T13D-05:
Constraints on Age of India-Asia Collision and Pre-Collisional Subduction Metamorphism from the Sangsang Region, South Central Tibet
Monday, 15 December 2014: 2:40 PM
Nathaniel Borneman, Kip V Hodges, Matthijs C Van Soest and Jo-Anne Wartho, Arizona State University, Tempe, AZ, United States
Abstract:
A common feature of continental collision zones is the entrainment of ophiolitic and subduction complex rock units. The crystallization and metamorphic ages of these units provide important constraints on both subduction zone evolution and the maximum age of ophiolite obduction. Ophiolites and subduction complexes have been well described in the Yarlung Tsangpo suture zone (YTSZ), but thus far relatively few high-pressure, low-temperature metamorphic assemblages from within the suture zone have been documented and successfully dated. Here we present structural, petrologic, and chronologic data from a recently discovered subduction complex occurrence of high-pressure (blueschist facies) rocks along the YTSZ in south central Tibet (29.31º N, 86.68º E). Mapping of the complex based on ASTER satellite image analysis as well as field work enabled the identification of four major lithostratigaphic units; from structurally highest to lowest, they are: 1) forarc affinity Chengdoi sandstones 2) a variably serpentinized ophiolitic fragment; 3) a structural mélange of blueschist-facies metabasic and metaclastic rocks; and 4) sandstones containing serpentinite and rutile detritus. The second and third of these tectonostratigraphic units are separated by thrust faults, whereas the Chengdoi sandstones unconformably overlie the ophiolitic fragment. We interpret the thrust separating the blueschists from the ophiolites as a paleo-subduction zone that dips northward when the entire section is rotated to restore the Chengdoi formation to horizontal. The subduction complex is further disrupted by oblique faults, including some with apparent normal sense offset that may be pre-collisional, intraoceanic normal faults.
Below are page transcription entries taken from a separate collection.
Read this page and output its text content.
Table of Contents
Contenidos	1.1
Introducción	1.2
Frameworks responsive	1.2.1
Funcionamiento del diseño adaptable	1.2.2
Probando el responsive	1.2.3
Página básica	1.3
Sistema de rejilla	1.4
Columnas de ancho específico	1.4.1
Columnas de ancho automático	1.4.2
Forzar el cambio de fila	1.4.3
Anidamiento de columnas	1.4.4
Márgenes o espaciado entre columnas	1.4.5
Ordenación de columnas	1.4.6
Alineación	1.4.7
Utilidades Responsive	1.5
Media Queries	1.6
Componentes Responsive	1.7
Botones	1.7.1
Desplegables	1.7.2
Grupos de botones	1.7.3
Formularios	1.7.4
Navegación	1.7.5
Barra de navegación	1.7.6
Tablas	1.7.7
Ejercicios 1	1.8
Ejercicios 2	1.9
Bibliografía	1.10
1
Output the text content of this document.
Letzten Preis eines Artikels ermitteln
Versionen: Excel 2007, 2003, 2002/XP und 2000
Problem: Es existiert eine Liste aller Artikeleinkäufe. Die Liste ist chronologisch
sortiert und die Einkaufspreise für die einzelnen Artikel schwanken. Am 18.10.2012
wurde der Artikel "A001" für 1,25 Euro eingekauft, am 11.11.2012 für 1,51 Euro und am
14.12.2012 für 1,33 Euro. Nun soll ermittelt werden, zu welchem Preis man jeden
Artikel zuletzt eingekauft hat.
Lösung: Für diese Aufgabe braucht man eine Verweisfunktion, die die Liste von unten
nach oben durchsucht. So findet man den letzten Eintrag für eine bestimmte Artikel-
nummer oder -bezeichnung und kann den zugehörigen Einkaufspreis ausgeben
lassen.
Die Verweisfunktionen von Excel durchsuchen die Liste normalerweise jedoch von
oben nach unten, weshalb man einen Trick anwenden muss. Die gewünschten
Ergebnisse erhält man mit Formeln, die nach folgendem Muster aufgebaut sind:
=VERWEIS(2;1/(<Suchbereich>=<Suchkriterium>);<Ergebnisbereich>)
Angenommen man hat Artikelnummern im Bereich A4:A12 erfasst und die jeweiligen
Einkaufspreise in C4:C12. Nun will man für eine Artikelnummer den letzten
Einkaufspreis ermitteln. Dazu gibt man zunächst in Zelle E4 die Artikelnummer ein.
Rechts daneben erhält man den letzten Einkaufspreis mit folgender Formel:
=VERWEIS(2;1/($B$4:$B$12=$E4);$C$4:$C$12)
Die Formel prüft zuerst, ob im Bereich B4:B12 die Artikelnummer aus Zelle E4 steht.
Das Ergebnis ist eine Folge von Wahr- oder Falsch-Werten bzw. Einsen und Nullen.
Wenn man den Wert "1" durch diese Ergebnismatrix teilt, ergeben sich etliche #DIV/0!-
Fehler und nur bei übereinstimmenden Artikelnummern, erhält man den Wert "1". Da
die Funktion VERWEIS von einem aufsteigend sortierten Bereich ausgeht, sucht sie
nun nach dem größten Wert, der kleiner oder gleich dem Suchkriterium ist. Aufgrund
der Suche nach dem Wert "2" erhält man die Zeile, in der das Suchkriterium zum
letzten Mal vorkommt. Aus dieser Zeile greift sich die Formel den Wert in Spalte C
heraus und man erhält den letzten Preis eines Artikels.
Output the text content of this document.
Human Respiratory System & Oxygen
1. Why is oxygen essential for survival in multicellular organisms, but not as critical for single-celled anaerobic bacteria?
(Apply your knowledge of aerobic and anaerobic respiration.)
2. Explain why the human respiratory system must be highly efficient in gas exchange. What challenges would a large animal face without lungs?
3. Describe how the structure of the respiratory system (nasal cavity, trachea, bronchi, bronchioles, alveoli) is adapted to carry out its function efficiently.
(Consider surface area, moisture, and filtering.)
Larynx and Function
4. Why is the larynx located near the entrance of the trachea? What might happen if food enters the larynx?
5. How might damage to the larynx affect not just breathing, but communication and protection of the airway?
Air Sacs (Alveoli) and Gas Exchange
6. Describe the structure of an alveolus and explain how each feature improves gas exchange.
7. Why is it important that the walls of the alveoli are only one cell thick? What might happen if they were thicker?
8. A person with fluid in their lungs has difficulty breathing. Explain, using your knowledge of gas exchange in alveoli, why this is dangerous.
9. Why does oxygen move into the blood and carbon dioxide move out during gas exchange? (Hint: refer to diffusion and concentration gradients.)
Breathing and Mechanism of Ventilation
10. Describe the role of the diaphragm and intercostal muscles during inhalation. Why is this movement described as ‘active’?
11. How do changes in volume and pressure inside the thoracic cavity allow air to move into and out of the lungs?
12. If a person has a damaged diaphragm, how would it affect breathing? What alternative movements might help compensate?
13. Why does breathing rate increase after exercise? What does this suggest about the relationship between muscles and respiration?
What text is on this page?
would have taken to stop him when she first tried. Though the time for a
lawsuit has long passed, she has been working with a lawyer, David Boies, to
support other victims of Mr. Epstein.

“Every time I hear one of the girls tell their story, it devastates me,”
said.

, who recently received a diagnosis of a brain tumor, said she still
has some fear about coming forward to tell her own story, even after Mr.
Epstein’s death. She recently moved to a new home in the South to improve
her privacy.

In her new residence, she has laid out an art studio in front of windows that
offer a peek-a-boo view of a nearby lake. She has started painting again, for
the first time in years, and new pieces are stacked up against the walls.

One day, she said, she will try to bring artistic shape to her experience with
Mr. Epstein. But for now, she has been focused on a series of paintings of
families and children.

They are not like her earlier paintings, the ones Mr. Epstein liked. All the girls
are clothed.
U/Pb zircon dating of the blueschist facies metavlocanic rocks implies a ca. 111 Ma protolith age, while a ca. 65 Ma 40Ar/39Ar amphibole date from one blueschist sample is interpreted as representing a close approximation of the timing of high-pressure metamorphism given Zr-in-rutile constraints on maximum metamorphic temperatures of ≤ 540˚C. The metamorphic age also constrains suturing along this segment of the YTSZ to have postdated the Cretaceous-Tertiary boundary.